It's a tough choice.
If you ask 100 songwriters that question I reckon you will get 100 different answers. I cant speak for all songwriters but I would like to share with you my personal answer to what I feel to be the most commonly asked question in songwriting.
First of all lets look at the definition of what makes up a song. I am an Australian so my songs are registered with an organisation called APRA (Australasian Performing Rights Association) and I have adopted my definition from theirs.
According to APRA (I am sure every other royalty collecting society around the world has a similar definition) a song is comprised of two facets:
Song Words - Lyric of song
Melody - How a lyric of a song is sung.
Everything else around those two things is just the musical arrangement. It took me years to figure out that what defines a song is not the chords you play on guitar but the words and how you sing it.
More often then not if a well known song has been covered by another artist, the arrangement would have been changed but the integrity of the melody and (especially) the words are kept intact. The reason is that the covered song still needs to be recognised by the listener. If the listener sings the words and hums the tune then the song has a better chance of being remembered. Generally the listener doesn't care if there was a Gmaj7 chord in the arrangement or not.

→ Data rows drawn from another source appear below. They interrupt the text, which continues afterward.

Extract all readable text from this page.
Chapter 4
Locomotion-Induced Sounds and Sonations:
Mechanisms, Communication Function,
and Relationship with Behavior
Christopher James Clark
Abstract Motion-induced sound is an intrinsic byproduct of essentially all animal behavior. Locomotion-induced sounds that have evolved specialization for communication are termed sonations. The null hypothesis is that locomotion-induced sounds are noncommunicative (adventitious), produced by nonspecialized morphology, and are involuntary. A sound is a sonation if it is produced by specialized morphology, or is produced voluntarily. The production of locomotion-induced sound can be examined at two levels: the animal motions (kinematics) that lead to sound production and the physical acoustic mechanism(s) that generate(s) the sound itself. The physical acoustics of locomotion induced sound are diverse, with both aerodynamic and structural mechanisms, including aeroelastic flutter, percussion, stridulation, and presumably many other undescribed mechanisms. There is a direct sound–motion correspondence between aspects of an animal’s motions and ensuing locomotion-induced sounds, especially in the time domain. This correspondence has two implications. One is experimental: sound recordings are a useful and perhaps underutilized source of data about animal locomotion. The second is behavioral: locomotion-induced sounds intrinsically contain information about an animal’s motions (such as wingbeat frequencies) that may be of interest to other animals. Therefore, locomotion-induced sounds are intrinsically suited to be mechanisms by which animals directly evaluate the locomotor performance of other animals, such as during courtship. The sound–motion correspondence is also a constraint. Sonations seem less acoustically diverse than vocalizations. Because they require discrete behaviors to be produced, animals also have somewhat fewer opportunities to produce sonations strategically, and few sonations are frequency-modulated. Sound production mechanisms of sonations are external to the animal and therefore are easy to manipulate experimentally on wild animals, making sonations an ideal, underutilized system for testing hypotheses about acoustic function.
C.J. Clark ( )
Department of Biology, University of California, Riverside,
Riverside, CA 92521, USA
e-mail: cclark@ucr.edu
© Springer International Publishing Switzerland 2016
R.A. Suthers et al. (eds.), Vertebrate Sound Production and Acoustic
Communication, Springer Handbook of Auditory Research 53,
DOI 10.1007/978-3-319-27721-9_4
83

Songwriting and the guitar go hand in hand with me but I always used to write complete arrangements and then try to fit lyrics and a melody to it. I personally feel that its the hardest way of doing things. Nowadays I fit my guitar arrangements around a melody which was inspired by words and I am writing much more than I used to.

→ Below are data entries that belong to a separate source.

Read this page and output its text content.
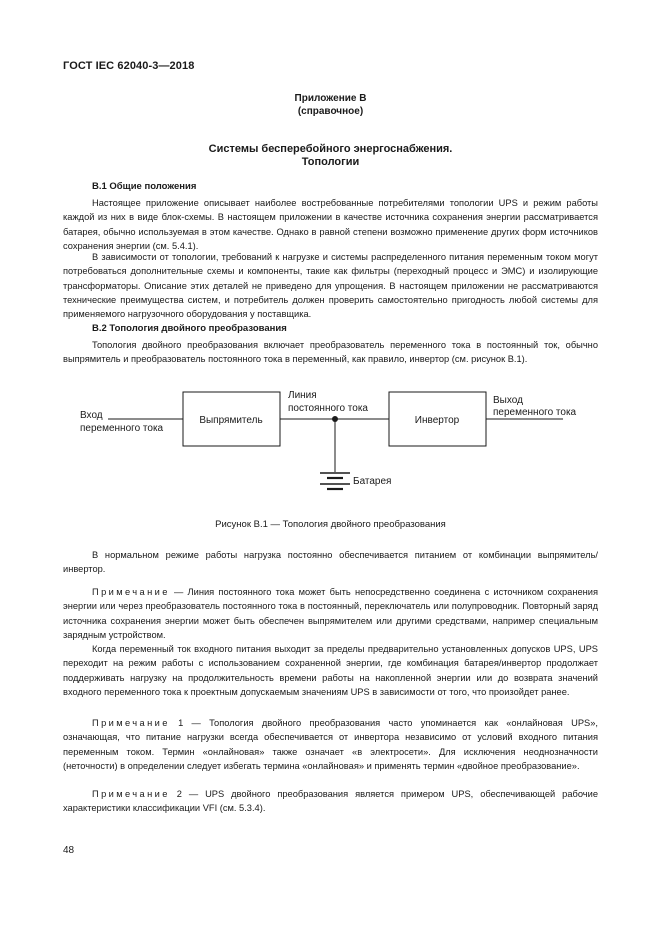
ГОСТ IEC 62040-3—2018
Приложение В
(справочное)
Системы бесперебойного энергоснабжения.
Топологии
В.1 Общие положения

Настоящее приложение описывает наиболее востребованные потребителями топологии UPS и режим работы каждой из них в виде блок-схемы. В настоящем приложении в качестве источника сохранения энергии рассматривается батарея, обычно используемая в этом качестве. Однако в равной степени возможно применение других форм источников сохранения энергии (см. 5.4.1).

В зависимости от топологии, требований к нагрузке и системы распределенного питания переменным током могут потребоваться дополнительные схемы и компоненты, такие как фильтры (переходный процесс и ЭМС) и изолирующие трансформаторы. Описание этих деталей не приведено для упрощения. В настоящем приложении не рассматриваются технические преимущества систем, и потребитель должен проверить самостоятельно пригодность любой системы для применяемого нагрузочного оборудования у поставщика.

В.2 Топология двойного преобразования

Топология двойного преобразования включает преобразователь переменного тока в постоянный ток, обычно выпрямитель и преобразователь постоянного тока в переменный, как правило, инвертор (см. рисунок В.1).

Вход
переменного тока
Выпрямитель
Линия
постоянного тока
Инвертор
Выход
переменного тока
Батарея
Рисунок В.1 — Топология двойного преобразования

В нормальном режиме работы нагрузка постоянно обеспечивается питанием от комбинации выпрямитель/инвертор.

Примечание — Линия постоянного тока может быть непосредственно соединена с источником сохранения энергии или через преобразователь постоянного тока в постоянный, переключатель или полупроводник. Повторный заряд источника сохранения энергии может быть обеспечен выпрямителем или другими средствами, например специальным зарядным устройством.

Когда переменный ток входного питания выходит за пределы предварительно установленных допусков UPS, UPS переходит на режим работы с использованием сохраненной энергии, где комбинация батарея/инвертор продолжает поддерживать нагрузку на продолжительность времени работы на накопленной энергии или до возврата значений входного переменного тока к проектным допускаемым значениям UPS в зависимости от того, что произойдет ранее.

Примечание 1 — Топология двойного преобразования часто упоминается как «онлайновая UPS», означающая, что питание нагрузки всегда обеспечивается от инвертора независимо от условий входного питания переменным током. Термин «онлайновая» также означает «в электросети». Для исключения неоднозначности (неточности) в определении следует избегать термина «онлайновая» и применять термин «двойное преобразование».

Примечание 2 — UPS двойного преобразования является примером UPS, обеспечивающей рабочие характеристики классификации VFI (см. 5.3.4).

48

The question of whether music or words are written first will never be answered but as songwriters we need not concern ourselves with such trivial matters. Most of the time for me the words (generally a song title in the first instance) come first now and the melody second then the arrangement last however, as soon as I try to make a rule out of this an exception comes along.
Just concentrate on the activity of writing and with the more songs you write the more you will work how you will do things.